7 Ways to Make Relaxation a Part of Your Recovery
Practicing relaxation can mean more than deep breathing. Relaxation can help with strong feelings such as stress, anxiety and even anger. There are many different ways to practice relaxation, and some of these should be practiced daily for the best results. Implementing these daily methods of relaxation allows for your baseline of emotions to be at lower levels. When you might find yourself in a situation where you feel stronger emotions you are more likely to turn to relaxation techniques to calm down.
Self-monitoring or decreasing feelings of strong emotions may be huge in recovery, especially early recovery. Some of the most common emotions that might trigger relapse are stress and anxiety, so let’s explore some ways to help you bring relaxation into your life:
- Deep breathing. One of the most grounding deep breathing exercises is to breathe in through your nose and hold your breath in for a few seconds and then release your breath through your mouth. Repeat this a few times, and you should start to notice and feel the tension leave your body.
- Progressive muscle relaxation. One way to practice muscle relaxation is to start at your toes and work your way up your body tensing each muscle until you reach your face. As you release the tension, you will likely notice areas that are holding the most tension, and maybe repeat the process in more tense areas.
- Journaling. You may not always feel like you can always share your feelings with someone. Try to write it out and it can be anything such as, talking about cravings, worries, successes and even learning moments. Use this technique to avoid leaving your emotions bottled up!

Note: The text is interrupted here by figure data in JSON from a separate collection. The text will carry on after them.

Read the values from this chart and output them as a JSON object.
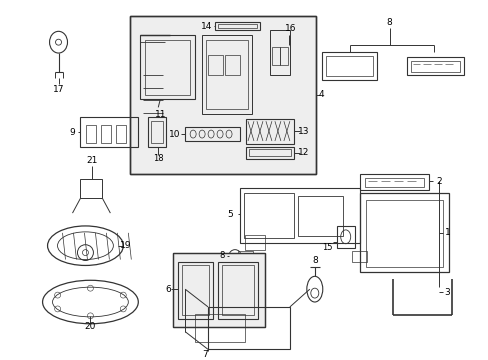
{
  "bg_color": "#ffffff",
  "line_color": "#333333",
  "text_color": "#000000",
  "fig_width": 4.89,
  "fig_height": 3.6,
  "dpi": 100
}
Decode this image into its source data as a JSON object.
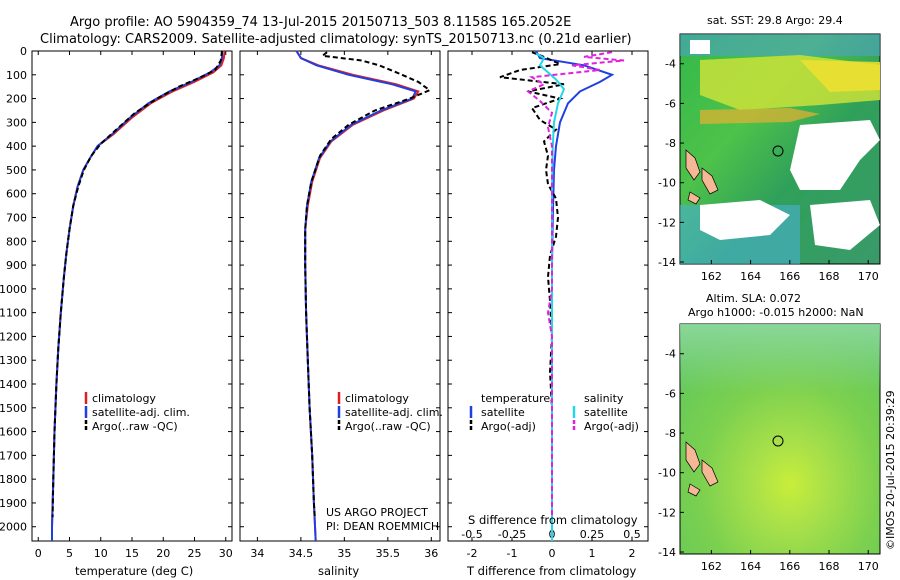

- Listening to calming music. Try to pick music that speaks to you; music that is calming. Maybe you need to listen to it on your drive home from work to come down from the emotions of the day. Maybe you listen while getting ready in the morning as a way to start your day. Whenever you need it most, make sure it is ready to go.
- Create routine. Routines help keep you from either over or under-planning. However, if you over plan, it may result in stress, and under planning may result in burnout or boredom. Be mindful as you plan though, as burnout, stress and boredom are relapse triggers. Routines and structure are also important to help you reach your daily goals.
- Exercise regularly. Exercise releases endorphins—and may be able to help decrease symptoms of stress and anxiety. If it gets challenging, try to invite a family member or friend with you. Find an excuse to include your animals or children in physical activity—have a dance party, go to the park or do anything that can make it seem fun!
- Laugh – Watch a T.V. show that makes you laugh. Spend time with friends and loved ones who make you laugh. Maybe for you, a good book can make you laugh. Whatever it is, find something to do every day that makes you laugh.
These are just a few of the ways you can practice relaxation. Remember building healthy habits takes time. Continue to practice these things until they become part of your everyday life.